Detailed Code Explanation

iSiddharth20 · Dec 29, 2023 · 4a4c34e · 4a4c34e
1 parent cf737ab
commit 4a4c34e
Showing 1 changed file with 77 additions and 0 deletions.
diff --git a/CodeExplanation.md b/CodeExplanation.md
@@ -0,0 +1,77 @@
+# GenAI-Powered Spatio-Temporal Fusion for Video Super-Resolution
+
+#### Based on PyTorch, Install [Here](https://pytorch.org/get-started/locally/)
+#### Access Complete Dataset used in the Study : [Here](https://www.kaggle.com/datasets/isiddharth/spatio-temporal-data-of-moon-rise-in-raw-and-tif)
+#### Access Latest Updates [Here](https://github.com/iSiddharth20/Generative-AI-Based-Spatio-Temporal-Fusion)
+
+## Introduction
+Developing a novel approach to video super-resolution by harnessing the potential of Auto-Encoders, LSTM Networks, and the Maximum Entropy Principle. The project aims to refine the spatial and temporal resolution of video data, unlocking new possibilities in high-resolution, high-fps, more-color-dense videos and beyond.
+
+## Research Objective
+The main goals of the project are:
+- To learn temporal dependencies among spatially-sparse-temporally-dense greyscale image frames to predict and interpolate new frames, hence, increasing temporal resolution.
+- To learn spatial dependencies through spatially-dense-temporally-sparse sequences that include both greyscale and corresponding RGB image frames to generate colorized versions of greyscale frames, thus, enhancing spatial resolution.
+
+# Code Explanation:
+
+### [data.py](https://github.com/iSiddharth20/Generative-AI-Based-Spatio-Temporal-Fusion/blob/main/Code/data.py)

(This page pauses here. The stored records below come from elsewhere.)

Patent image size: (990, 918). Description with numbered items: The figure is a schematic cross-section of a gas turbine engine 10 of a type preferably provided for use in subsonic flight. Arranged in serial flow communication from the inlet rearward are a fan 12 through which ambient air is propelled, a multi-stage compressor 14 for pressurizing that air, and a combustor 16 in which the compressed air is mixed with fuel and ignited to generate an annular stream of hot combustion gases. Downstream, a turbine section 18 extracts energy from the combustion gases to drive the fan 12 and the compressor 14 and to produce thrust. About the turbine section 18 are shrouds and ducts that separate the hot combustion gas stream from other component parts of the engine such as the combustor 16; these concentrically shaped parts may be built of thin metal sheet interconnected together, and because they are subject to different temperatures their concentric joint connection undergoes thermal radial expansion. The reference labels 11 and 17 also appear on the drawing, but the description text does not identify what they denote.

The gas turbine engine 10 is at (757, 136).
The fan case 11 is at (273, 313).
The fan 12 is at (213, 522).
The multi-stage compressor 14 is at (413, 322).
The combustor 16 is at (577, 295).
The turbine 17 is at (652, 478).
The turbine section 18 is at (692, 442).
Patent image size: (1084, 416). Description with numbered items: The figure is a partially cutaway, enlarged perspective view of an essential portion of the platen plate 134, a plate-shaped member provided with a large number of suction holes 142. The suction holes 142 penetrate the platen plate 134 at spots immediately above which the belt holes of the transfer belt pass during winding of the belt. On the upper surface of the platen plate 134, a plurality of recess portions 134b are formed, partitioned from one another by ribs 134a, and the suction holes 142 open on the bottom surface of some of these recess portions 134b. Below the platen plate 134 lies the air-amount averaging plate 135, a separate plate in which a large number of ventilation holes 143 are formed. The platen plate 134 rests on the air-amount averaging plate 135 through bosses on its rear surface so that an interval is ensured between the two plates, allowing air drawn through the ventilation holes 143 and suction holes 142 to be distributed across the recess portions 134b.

+The `data.py` module is tasked with pre-processing and preparing the dataset consisting of 1-channel grayscale and 3-channel RGB TIF images. Here’s an in-depth look at the classes and functions:
+
+- `CustomDataset` class:
+  - __init__: Initializes the paths to grayscale and RGB directories (`grayscale_dir`, `rgb_dir`), the image size (`image_size`), and batch size (`batch_size`). It also includes a list of valid filename extensions (`valid_exts`) and transforms to apply to images before converting them to tensors.
+  - __len__: Returns the number of images in the dataset.
+  - __getitem__: Retrieves a grayscale and corresponding RGB image pair by index, applies the predefined transformations, and returns the tensor representations.
+  - `get_autoencoder_batches`: Splits the dataset into training and validation sets for the AutoEncoder, and wraps them in DataLoader objects.
+  - `get_lstm_batches`: Processes filenames to create sequential data for the LSTM model, respecting the sequence stride and length, and then splits into training and validation sets before creating their DataLoader objects.
+  - `create_sequence_pairs`: Generates tuples of sequences with their corresponding target sequences, which are used as input and target for LSTM training.
+
+### [autoencoder_model.py](https://github.com/iSiddharth20/Generative-AI-Based-Spatio-Temporal-Fusion/blob/main/Code/autoencoder_model.py)
+Defines `Grey2RGBAutoEncoder`, a deep learning PyTorch model comprising of a series of convolutional layers:
+
+- `__init__`: Specifies the encoder and decoder components of the AutoEncoder architecture, containing stacks of `Conv2d` and `ConvTranspose2d` layers respectively, interleaved with `BatchNorm2d` and `LeakyReLU`, except the final layer (in Decoder only) which employs `Sigmoid`.
+- `_make_layers`: Utility function to create sequential layers for either the encoder or decoder part of the AutoEncoder. This function builds layers based on the provided `channels` list, accommodating both `Conv2d` layers for the encoder and `ConvTranspose2d` layers for the decoder, ensuring the use of appropriate activation functions.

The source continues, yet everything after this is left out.